Wij vragen ons af of daarmee de doelstelling van artikel 6:19 Awb, namelijk een effectieve geschilbeslechting, uit het oog wordt verloren. Immers, het omgevingsplan wordt vernietigd, terwijl ondertussen een wijzigingsbesluit is genomen waarbij deels sprake is van reparatie, maar dat wijzigingsbesluit moet een aparte procedure doorlopen. Dat is ook omslachtig voor degene die beroep heeft ingesteld. Volgens AG Nijmeijer zou de Afdeling diegene er dan op kunnen wijzen dat tegen het gecombineerde wijzigingsbesluit beroep moet worden ingesteld als hij het met dat besluit niet eens is.
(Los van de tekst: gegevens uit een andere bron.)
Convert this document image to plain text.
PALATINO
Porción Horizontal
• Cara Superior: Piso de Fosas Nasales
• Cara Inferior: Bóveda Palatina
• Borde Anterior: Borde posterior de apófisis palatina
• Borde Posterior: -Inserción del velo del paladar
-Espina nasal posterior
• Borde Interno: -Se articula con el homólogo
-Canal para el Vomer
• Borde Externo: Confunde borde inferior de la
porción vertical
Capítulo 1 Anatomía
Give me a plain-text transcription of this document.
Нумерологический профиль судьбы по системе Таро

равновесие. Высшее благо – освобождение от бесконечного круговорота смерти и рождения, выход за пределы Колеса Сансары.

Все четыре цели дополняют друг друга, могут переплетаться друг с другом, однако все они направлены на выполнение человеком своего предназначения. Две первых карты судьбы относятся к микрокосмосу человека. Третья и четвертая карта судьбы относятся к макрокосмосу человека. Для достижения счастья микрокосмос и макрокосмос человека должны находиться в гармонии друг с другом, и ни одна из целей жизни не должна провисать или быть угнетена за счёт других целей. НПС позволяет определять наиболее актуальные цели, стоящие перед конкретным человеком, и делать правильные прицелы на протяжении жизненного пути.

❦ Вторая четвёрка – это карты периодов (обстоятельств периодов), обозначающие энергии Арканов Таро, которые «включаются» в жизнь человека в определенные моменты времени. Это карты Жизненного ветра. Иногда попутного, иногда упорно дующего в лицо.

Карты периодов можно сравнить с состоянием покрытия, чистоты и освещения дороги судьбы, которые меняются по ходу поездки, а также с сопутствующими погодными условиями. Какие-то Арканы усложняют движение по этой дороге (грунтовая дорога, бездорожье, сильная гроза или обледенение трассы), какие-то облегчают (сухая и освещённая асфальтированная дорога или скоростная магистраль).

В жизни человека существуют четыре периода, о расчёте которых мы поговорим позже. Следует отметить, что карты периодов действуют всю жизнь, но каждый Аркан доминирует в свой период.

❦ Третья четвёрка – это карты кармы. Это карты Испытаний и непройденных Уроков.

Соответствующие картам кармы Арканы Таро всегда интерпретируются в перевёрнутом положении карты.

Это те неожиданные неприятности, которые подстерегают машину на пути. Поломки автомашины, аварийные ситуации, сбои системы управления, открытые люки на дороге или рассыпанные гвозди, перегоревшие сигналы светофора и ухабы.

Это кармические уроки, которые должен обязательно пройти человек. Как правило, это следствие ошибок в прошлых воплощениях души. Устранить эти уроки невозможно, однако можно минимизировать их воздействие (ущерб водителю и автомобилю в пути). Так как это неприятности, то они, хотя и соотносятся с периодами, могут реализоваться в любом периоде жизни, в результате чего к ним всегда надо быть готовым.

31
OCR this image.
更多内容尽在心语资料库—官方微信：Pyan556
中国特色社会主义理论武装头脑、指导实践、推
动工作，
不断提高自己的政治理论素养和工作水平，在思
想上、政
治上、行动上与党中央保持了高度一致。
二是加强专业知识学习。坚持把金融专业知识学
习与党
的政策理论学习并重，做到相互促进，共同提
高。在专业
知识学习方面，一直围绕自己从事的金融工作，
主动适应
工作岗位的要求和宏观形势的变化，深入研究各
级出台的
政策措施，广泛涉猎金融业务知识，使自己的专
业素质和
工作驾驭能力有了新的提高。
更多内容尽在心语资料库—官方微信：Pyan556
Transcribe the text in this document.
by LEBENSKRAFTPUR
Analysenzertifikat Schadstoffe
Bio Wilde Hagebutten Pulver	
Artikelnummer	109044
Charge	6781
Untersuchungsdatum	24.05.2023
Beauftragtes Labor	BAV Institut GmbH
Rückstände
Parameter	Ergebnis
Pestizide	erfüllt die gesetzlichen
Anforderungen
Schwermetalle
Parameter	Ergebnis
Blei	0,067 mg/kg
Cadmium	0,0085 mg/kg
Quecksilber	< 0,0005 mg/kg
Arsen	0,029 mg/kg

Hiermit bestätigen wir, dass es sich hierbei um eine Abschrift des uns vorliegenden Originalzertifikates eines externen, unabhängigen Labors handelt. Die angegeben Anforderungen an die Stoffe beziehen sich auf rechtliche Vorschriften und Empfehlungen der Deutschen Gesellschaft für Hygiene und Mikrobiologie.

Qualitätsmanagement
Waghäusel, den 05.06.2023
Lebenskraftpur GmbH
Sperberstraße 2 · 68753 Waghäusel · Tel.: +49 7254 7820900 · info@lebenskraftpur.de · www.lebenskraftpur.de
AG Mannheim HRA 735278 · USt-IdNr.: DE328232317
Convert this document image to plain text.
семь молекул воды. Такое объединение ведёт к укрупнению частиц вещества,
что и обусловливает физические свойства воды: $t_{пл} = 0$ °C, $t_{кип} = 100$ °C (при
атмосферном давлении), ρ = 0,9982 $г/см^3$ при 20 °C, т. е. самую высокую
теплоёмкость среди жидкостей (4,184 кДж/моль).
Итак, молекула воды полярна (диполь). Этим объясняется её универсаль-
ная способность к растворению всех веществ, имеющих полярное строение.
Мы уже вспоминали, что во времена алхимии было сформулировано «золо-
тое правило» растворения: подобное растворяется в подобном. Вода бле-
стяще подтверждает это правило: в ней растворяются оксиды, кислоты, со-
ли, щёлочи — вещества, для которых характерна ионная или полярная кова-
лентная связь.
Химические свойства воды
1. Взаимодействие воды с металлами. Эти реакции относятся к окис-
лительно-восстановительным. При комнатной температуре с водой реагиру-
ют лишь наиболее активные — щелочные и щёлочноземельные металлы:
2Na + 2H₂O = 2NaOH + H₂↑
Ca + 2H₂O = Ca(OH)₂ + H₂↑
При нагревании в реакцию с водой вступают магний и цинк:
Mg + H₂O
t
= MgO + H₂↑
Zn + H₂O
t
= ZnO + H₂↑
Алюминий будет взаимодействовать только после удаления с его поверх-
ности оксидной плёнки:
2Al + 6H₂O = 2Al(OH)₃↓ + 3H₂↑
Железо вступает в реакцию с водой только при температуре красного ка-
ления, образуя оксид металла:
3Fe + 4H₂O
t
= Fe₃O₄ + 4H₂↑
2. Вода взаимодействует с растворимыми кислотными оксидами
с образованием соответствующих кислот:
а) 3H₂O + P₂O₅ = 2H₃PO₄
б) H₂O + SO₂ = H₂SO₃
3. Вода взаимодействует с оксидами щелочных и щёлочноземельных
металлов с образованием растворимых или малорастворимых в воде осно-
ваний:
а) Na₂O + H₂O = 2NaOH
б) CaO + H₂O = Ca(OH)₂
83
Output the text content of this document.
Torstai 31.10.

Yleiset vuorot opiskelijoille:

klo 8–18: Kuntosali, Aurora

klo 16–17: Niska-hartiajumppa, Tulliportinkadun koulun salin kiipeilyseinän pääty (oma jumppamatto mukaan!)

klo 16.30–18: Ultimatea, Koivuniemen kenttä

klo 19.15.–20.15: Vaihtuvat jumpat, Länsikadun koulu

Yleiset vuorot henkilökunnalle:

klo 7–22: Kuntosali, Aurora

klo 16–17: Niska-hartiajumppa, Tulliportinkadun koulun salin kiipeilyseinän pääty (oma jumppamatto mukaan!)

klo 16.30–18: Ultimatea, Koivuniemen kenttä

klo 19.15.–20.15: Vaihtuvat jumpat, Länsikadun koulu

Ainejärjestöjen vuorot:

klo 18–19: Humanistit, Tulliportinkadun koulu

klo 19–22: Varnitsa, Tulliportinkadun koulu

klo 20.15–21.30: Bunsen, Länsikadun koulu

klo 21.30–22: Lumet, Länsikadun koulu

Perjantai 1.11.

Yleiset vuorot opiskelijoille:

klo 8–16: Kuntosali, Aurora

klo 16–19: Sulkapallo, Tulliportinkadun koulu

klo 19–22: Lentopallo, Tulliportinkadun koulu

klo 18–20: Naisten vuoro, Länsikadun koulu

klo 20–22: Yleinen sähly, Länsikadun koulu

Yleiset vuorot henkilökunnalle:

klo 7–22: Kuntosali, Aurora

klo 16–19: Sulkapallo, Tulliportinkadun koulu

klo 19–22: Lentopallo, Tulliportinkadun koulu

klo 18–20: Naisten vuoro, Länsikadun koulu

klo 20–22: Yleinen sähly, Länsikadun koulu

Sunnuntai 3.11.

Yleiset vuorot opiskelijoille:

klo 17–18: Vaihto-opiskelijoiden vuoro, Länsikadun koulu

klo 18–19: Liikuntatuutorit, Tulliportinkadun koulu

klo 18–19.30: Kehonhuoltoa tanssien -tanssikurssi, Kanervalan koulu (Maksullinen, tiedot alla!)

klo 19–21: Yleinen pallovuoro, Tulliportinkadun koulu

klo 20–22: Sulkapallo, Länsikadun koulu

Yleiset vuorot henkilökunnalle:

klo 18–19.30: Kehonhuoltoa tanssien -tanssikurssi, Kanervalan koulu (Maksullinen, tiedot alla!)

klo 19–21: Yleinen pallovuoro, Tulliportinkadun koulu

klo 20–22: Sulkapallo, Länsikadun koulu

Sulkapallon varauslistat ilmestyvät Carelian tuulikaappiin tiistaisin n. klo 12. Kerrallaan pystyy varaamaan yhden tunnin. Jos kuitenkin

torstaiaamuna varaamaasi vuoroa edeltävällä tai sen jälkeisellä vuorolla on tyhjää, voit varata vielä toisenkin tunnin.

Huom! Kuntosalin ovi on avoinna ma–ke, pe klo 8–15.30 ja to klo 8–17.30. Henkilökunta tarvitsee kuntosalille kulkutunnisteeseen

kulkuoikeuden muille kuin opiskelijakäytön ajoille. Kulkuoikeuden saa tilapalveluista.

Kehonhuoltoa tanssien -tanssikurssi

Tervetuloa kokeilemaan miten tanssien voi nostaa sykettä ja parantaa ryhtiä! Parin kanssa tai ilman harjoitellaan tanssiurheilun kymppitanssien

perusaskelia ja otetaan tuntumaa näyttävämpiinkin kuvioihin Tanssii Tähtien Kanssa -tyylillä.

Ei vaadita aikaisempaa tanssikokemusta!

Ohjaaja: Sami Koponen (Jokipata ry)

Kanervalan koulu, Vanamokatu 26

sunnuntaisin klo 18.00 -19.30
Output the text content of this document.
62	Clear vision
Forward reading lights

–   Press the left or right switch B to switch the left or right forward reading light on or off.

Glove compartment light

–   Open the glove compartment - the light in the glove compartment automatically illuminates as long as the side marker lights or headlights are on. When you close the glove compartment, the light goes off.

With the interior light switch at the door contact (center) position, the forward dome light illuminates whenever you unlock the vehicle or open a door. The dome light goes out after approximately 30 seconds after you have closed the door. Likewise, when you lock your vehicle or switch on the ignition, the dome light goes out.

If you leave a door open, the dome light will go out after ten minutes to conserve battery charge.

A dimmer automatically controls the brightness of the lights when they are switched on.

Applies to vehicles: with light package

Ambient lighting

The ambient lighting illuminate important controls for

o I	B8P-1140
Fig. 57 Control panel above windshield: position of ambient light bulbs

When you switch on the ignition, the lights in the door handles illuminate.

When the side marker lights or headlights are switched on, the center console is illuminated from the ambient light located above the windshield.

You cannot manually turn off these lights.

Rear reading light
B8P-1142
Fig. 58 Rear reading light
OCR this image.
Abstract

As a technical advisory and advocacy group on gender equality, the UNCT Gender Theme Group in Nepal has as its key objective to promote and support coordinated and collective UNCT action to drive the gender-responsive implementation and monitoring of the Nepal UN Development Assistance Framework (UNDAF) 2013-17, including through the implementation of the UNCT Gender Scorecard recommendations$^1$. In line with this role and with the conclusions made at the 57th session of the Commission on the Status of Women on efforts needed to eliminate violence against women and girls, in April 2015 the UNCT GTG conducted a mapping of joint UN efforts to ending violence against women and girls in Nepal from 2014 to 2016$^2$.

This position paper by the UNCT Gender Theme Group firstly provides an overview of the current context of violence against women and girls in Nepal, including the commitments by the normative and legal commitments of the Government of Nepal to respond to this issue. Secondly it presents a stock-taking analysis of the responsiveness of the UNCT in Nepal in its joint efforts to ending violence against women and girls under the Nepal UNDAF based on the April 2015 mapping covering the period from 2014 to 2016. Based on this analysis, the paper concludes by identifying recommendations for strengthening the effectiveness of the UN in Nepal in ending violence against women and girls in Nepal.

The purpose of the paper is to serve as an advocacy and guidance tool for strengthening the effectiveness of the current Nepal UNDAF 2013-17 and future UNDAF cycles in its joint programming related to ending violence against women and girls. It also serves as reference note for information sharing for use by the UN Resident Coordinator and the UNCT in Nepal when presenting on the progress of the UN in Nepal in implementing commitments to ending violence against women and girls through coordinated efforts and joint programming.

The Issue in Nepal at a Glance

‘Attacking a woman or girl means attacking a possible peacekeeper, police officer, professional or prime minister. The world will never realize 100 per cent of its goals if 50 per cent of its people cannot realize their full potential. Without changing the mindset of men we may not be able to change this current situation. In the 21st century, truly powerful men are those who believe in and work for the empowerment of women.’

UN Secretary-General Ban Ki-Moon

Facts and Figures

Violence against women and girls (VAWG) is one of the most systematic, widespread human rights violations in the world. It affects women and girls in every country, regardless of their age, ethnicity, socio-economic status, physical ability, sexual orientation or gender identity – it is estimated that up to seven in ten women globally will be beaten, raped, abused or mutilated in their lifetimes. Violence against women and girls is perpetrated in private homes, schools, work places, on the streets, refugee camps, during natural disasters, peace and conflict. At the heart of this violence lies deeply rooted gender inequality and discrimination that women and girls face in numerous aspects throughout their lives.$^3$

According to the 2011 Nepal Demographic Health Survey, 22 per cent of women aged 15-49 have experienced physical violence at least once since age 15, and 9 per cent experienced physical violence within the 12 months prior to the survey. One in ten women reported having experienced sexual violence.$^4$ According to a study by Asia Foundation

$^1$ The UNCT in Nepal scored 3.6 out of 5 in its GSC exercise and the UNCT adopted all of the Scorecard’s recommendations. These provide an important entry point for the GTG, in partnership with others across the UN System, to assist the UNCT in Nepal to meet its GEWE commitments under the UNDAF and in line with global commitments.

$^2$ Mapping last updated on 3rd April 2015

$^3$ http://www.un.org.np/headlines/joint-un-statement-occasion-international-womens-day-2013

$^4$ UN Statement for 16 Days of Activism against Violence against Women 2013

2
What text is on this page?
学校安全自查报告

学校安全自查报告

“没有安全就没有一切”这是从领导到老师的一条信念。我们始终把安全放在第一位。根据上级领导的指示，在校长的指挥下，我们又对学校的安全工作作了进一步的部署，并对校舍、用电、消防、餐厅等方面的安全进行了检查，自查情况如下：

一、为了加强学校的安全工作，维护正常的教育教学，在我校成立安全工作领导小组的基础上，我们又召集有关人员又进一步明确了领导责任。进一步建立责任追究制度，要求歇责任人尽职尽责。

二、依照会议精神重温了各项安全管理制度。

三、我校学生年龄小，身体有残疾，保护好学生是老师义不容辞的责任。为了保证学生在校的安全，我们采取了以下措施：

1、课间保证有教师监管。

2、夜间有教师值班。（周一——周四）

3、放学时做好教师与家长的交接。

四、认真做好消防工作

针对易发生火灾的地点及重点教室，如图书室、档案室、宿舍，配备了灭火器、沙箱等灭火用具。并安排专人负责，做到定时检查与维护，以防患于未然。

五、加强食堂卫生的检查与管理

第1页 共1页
Dat vergt echter ook dat de Afdeling actief gaat bijhouden of dergelijke besluiten worden genomen. Wij vragen ons af of de Afdeling op deze extra taak zit te wachten.

Inhoudelijk verschil

Kortom, als het aan AG Nijmeijer ligt, dan worden besluiten waarmee de raad een omgevingsplan dat reeds in beroep is gedeeltelijk aanvult en herstelt niet meer automatisch betrokken in die beroepsprocedure. Dat betekent dat de Afdeling inhoudelijk verschil moet gaan maken tussen typen en categorieën besluiten. En dat daar over waarschijnlijk weer kan worden geprocedeerd. Het wordt er aldus niet gemakkelijker op, en mogelijk ook niet efficiënter. Het is nu aan de Afdeling om naar aanleiding van de conclusie een uitspraak te doen. Wij zullen het voor u bijhouden.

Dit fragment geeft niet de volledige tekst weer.